Two different individuals can consume an identical diet but experience different physiological outcomes. While there are many potential mechanistic reasons for this, one increasingly recognized reason is that differences in an animals microbiome can lead to differences in the processing of dietary nutrients. Thus, though a diet might start out the same, how it is experienced by a host is dependent on their microbiome. While exciting, mechanistic studies of diet-microbiome-host effects are often limited by the lack of high throughput laboratory techniques to identify and define interactions between dietary metabolites, microbial metabolism, and host biology.
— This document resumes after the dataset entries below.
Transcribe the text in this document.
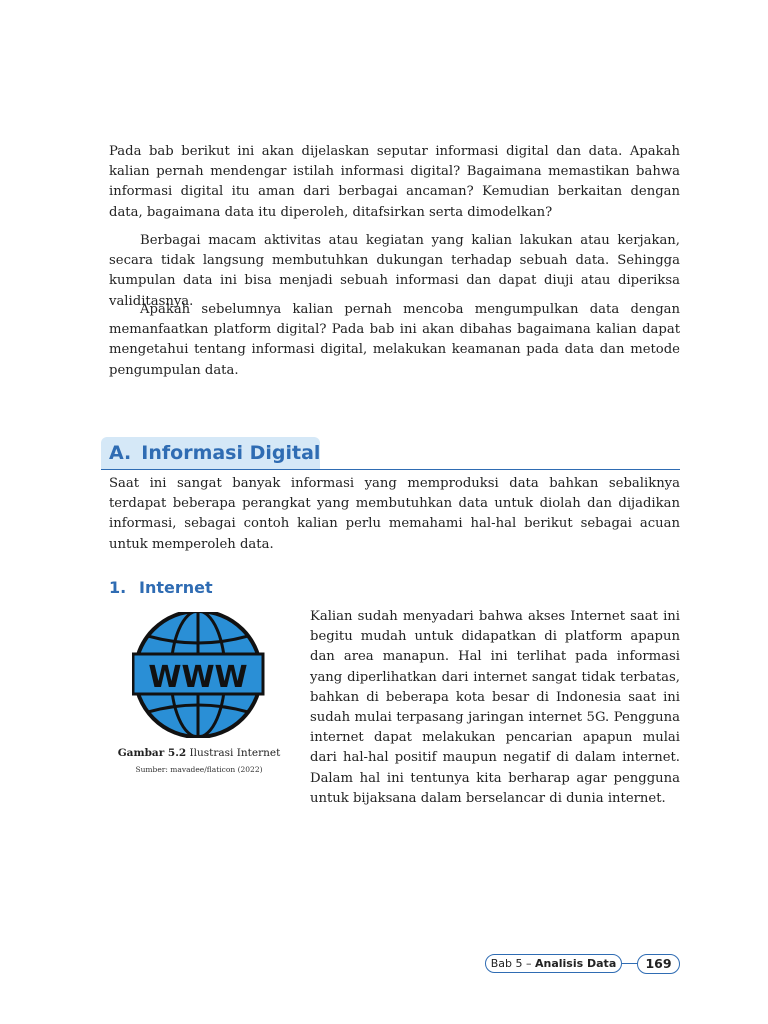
Pada bab berikut ini akan dijelaskan seputar informasi digital dan data. Apakah kalian pernah mendengar istilah informasi digital? Bagaimana memastikan bahwa informasi digital itu aman dari berbagai ancaman? Kemudian berkaitan dengan data, bagaimana data itu diperoleh, ditafsirkan serta dimodelkan?

Berbagai macam aktivitas atau kegiatan yang kalian lakukan atau kerjakan, secara tidak langsung membutuhkan dukungan terhadap sebuah data. Sehingga kumpulan data ini bisa menjadi sebuah informasi dan dapat diuji atau diperiksa validitasnya.

Apakah sebelumnya kalian pernah mencoba mengumpulkan data dengan memanfaatkan platform digital? Pada bab ini akan dibahas bagaimana kalian dapat mengetahui tentang informasi digital, melakukan keamanan pada data dan metode pengumpulan data.

A. Informasi Digital

Saat ini sangat banyak informasi yang memproduksi data bahkan sebaliknya terdapat beberapa perangkat yang membutuhkan data untuk diolah dan dijadikan informasi, sebagai contoh kalian perlu memahami hal-hal berikut sebagai acuan untuk memperoleh data.

1. Internet
WWW
Gambar 5.2 Ilustrasi Internet
Sumber: mavadee/flaticon (2022)

Kalian sudah menyadari bahwa akses Internet saat ini begitu mudah untuk didapatkan di platform apapun dan area manapun. Hal ini terlihat pada informasi yang diperlihatkan dari internet sangat tidak terbatas, bahkan di beberapa kota besar di Indonesia saat ini sudah mulai terpasang jaringan internet 5G. Pengguna internet dapat melakukan pencarian apapun mulai dari hal-hal positif maupun negatif di dalam internet. Dalam hal ini tentunya kita berharap agar pengguna untuk bijaksana dalam berselancar di dunia internet.

Bab 5 – Analisis Data	169
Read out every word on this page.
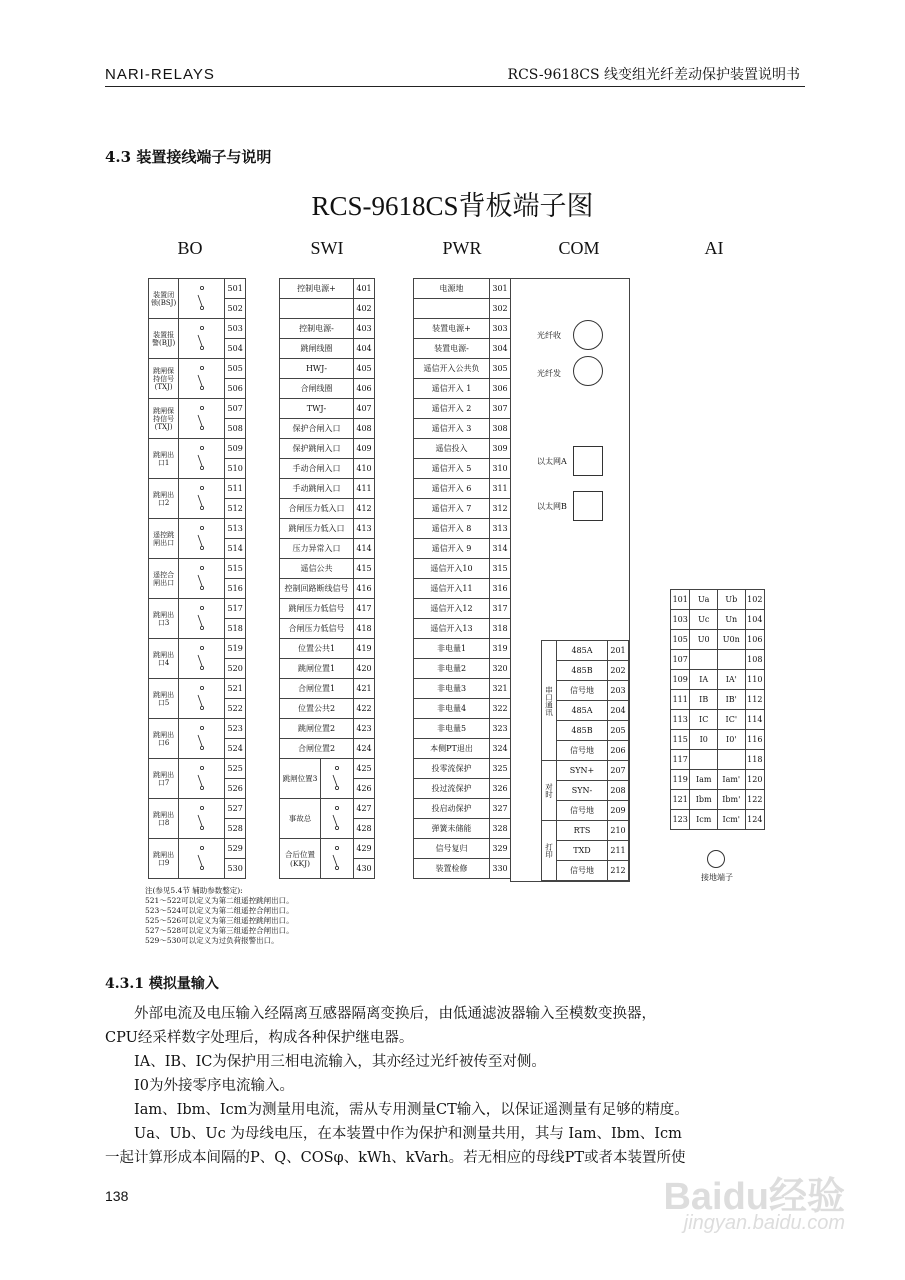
NARI-RELAYS	RCS-9618CS 线变组光纤差动保护装置说明书
4.3 装置接线端子与说明
RCS-9618CS背板端子图
BO	SWI	PWR	COM	AI
装置闭锁(BSJ)		501
		502
装置报警(BJJ)		503
		504
跳闸保持信号(TXJ)		505
		506
跳闸保持信号(TXJ)		507
		508
跳闸出口1		509
		510
跳闸出口2		511
		512
遥控跳闸出口		513
		514
遥控合闸出口		515
		516
跳闸出口3		517
		518
跳闸出口4		519
		520
跳闸出口5		521
		522
跳闸出口6		523
		524
跳闸出口7		525
		526
跳闸出口8		527
		528
跳闸出口9		529
		530
控制电源+		401
		402
控制电源-		403
跳闸线圈		404
HWJ-		405
合闸线圈		406
TWJ-		407
保护合闸入口		408
保护跳闸入口		409
手动合闸入口		410
手动跳闸入口		411
合闸压力低入口		412
跳闸压力低入口		413
压力异常入口		414
遥信公共		415
控制回路断线信号		416
跳闸压力低信号		417
合闸压力低信号		418
位置公共1		419
跳闸位置1		420
合闸位置1		421
位置公共2		422
跳闸位置2		423
合闸位置2		424
跳闸位置3		425
		426
事故总		427
		428
合后位置(KKJ)		429
		430
电源地	301
	302
装置电源+	303
装置电源-	304
遥信开入公共负	305
遥信开入 1	306
遥信开入 2	307
遥信开入 3	308
遥信投入	309
遥信开入 5	310
遥信开入 6	311
遥信开入 7	312
遥信开入 8	313
遥信开入 9	314
遥信开入10	315
遥信开入11	316
遥信开入12	317
遥信开入13	318
非电量1	319
非电量2	320
非电量3	321
非电量4	322
非电量5	323
本侧PT退出	324
投零流保护	325
投过流保护	326
投启动保护	327
弹簧未储能	328
信号复归	329
装置检修	330
光纤收
光纤发
以太网A
以太网B
串口通讯	485A	201
	485B	202
	信号地	203
	485A	204
	485B	205
	信号地	206
对时	SYN+	207
	SYN-	208
	信号地	209
打印	RTS	210
	TXD	211
	信号地	212
101	Ua	Ub	102
103	Uc	Un	104
105	U0	U0n	106
107			108
109	IA	IA'	110
111	IB	IB'	112
113	IC	IC'	114
115	I0	I0'	116
117			118
119	Iam	Iam'	120
121	Ibm	Ibm'	122
123	Icm	Icm'	124
接地端子
注(参见5.4节 辅助参数整定):
521～522可以定义为第二组遥控跳闸出口。
523～524可以定义为第二组遥控合闸出口。
525～526可以定义为第三组遥控跳闸出口。
527～528可以定义为第三组遥控合闸出口。
529～530可以定义为过负荷报警出口。
4.3.1 模拟量输入
外部电流及电压输入经隔离互感器隔离变换后，由低通滤波器输入至模数变换器，
CPU经采样数字处理后，构成各种保护继电器。
IA、IB、IC为保护用三相电流输入，其亦经过光纤被传至对侧。
I0为外接零序电流输入。
Iam、Ibm、Icm为测量用电流，需从专用测量CT输入，以保证遥测量有足够的精度。
Ua、Ub、Uc 为母线电压，在本装置中作为保护和测量共用，其与 Iam、Ibm、Icm
一起计算形成本间隔的P、Q、COSφ、kWh、kVarh。若无相应的母线PT或者本装置所使
138	Baidu经验
jingyan.baidu.com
We hypothesized that the model organism Caenorhabditis elegans is an advantageous animal model for rapidly identifying and genetically dissecting interactions between dietary nutrients, microbial metabolism, and host physiology. Here, we used an established model of the effects of dietary glucose on insulin resistant mutant animals (daf-2/IR mutants) to study how differences in bacterial metabolism influence the consequences of dietary sugars on animal physiology. We found that the effect of dietary sugars on daf-2 mutant physiology is dependent on how the microbiome metabolizes dietary sugars. We found dietary sugar suppresses multiple daf-2 mutant phenotypes in the presence of some bacteria but has no effect in the presence of others. To determine how bacteria mediate the effects of dietary sugars on host physiology we screened 5,000 transposon mutations in the canonical C. elegans dietary bacteria, E. coli OP50 for effects on animal insulin signaling. From this, we found that the effects of exogenous sugars on the phenotype of daf-2 mutant animals is dependent on the function of pyruvate dehydrogenase in bacteria and that the loss of bacterial pyruvate dehydrogenase genes (ex. aceE) is sufficient to mimic the effects of dietary sugars on dauer formation, longevity, and gene expression in insulin signaling deficient animals. Collectively, our findings further support the growing body of evidence that the effects of dietary nutrients on animal physiology can be influenced by the gut microbiome. In addition, these studies demonstrate the advantages of the C. elegans model system for studying 3-way diet-microbiome-host interactions that are difficult to dissect in other model systems.